Exclude runs of the same element from itertools.product

Question

I have the following code:

possible_keys = map(lambda combo: ''.join(combo), itertools.product(LETTERS, repeat=key_len))

It generates all the possible combinations in the alphabet based on the key length I'm passing it. For example, if I pass in 2, it will generate aa, ab, ac, and so on. If I pass in 3, it will generate aaa, aab, aac, and so on.

I would like to optimize my code a little better by removing instances where the string is all the same letters, e.g. aaa, bbbb, ccccccc. Essentially, removing the diagonals if this was a matrix. How can I accomplish that with this or if there a better way?

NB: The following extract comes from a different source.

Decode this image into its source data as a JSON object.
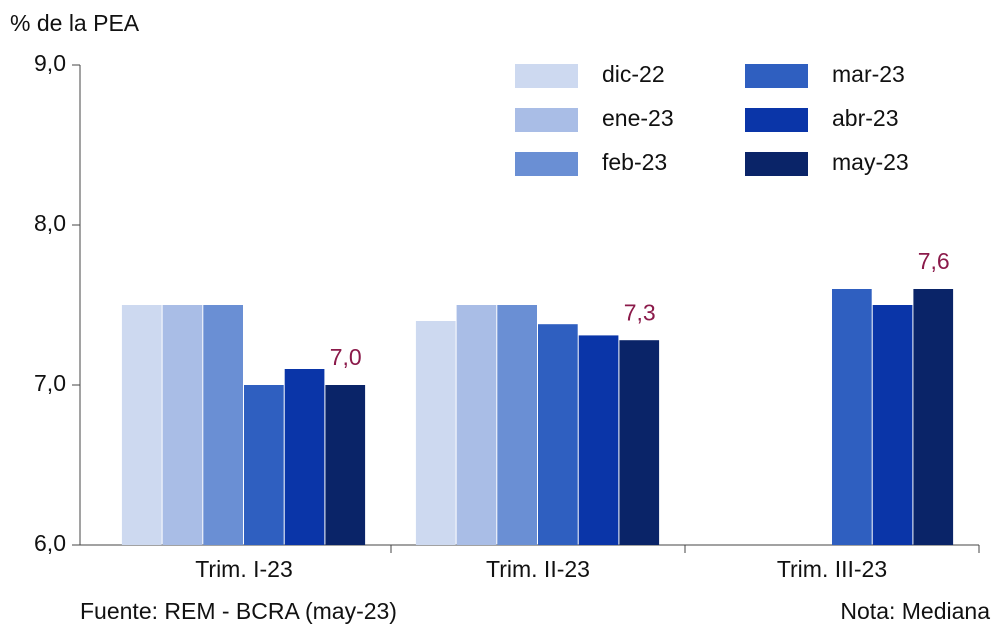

EDIT: I'm working on the Vigenere Cipher by dictionary attack. I didn't want to reveal big problem I was working on because I was afraid people would give answers to that instead haha. Though, now any suggestions welcomed :) This is my first iteration of my program so it's really inefficient because I'm going through all possible keys and matching it with what's in the dictionary provided..

Answer 1

Using the fact that the runs of the same element are located

L⁰+L¹+...+L^L-1=(L^L-1)/(L-1)

elements apart, and there are L of them in total, we can exclude them from the product at the end without encumbering the inner loop or computing hashes:

LETTERS='abc'
l = len(LETTERS)
p = [''.join(i) for i in itertools.product(LETTERS,repeat=l)]
step=(l**l-1)/(l-1)
for i in range(l):
    del p[i*step-i]    #allow for the fact that each time we delete an element,
                       #all indices shift backward by one

Comparative performance:

In [88]: letters=string.ascii_lowercase[:8]    # 8**8=16777216 elements in product

In [89]: timeit ex(letters)           # this solution
1 loop, best of 3: 6.1 s per loop  

In [90]: timeit minus_set(letters)    # subtracting a set at the end
1 loop, best of 3: 28.1 s per loop

In [92]: timeit ck_len(letters)       # checking len(set(i))
1 loop, best of 3: 15.1 s per loop

In [94]: timeit not_set(letters)      # checking `not in exclude'
1 loop, best of 3: 7.54 s per loop

def ex_mod_iter(letters):   # counter in the loop like it'd be done in C
    l = len(letters)
    step=(l**l-1)/(l-1)
    p = [''.join(v) for i,v in enumerate(itertools.product(letters,repeat=l)) if i % step]
    return p

In [5]: timeit ex_mod_iter(letters)
1 loop, best of 3: 6.61 s per loop

Answer 2

You could simply check if the first letter occupies the entire string and exclude strings that match the criterion:

possible_keys = [''.join(x) for x in product(L, repeat=key_len) 
                                      if len(x) != x.count(x[0])]

Although tuple.count has the same O(n) complexity as set(), counting is relatively cheaper and thus likely to be much faster than building sets from the tuples.

Answer 3

Using set (which can only hold unique values), we can do this e.g.:

import itertools
possible_keys = [''.join(i) for i in itertools.product('AB', repeat=2) if len(set(i)) !=1]
print(possible_keys)

Returns:

['AB', 'BA']

Side note: lambda is not necessary here

For more speed: we could also make an exception list first if speed is more important.

exclude = {(x,)*3 for x in 'ABC'}
possible_keys= [''.join(i) for i in itertools.product('ABC', repeat=3) if i not in exclude]

---

For [A-Z] you can use:

import string
n = 4
letters = string.ascii_uppercase
exc = {(x,)*n for x in letters}
l = [''.join(i) for i in itertools.product(letters, repeat=n) if i not in exc]

---

timings

%timeit l = {(x,)*3 for x in 'ABC'};[''.join(i) for i in itertools.product('ABC', repeat=3) if i not in l ]
%timeit [''.join(i) for i in itertools.product('ABC', repeat=3) if len(set(i)) !=1]
%timeit [''.join(x) for x in itertools.product('ABC', repeat=3) if len(x) != x.count(x[0])]

100000 loops, best of 3: 5.48 µs per loop
100000 loops, best of 3: 10.7 µs per loop
100000 loops, best of 3: 8.19 µs per loop

Answer 4

Not sure how efficient this is but it should do the trick.

# Remove combos that are composed of the same letter.
possible_keys = map(lambda combo: ''.join(combo) if len(set(combo)) > 1 else False, itertools.product(LETTERS, repeat=key_len))

It also uses set but does the filtering in the lambda expression.

Answer 5

Solution

You can use the itertools.repeat to get a list of the sequences you wish to take out of your original list.

import itertools
import string

# get all sequences with all same letters
all_same_sequences = [''.join(list(itertools.repeat(char, key_len))) for char in string.ascii_lowercase]

# take those sequences out of the original list
possible_keys = sort(list(set(possible_keys ) - set(all_same_sequences)))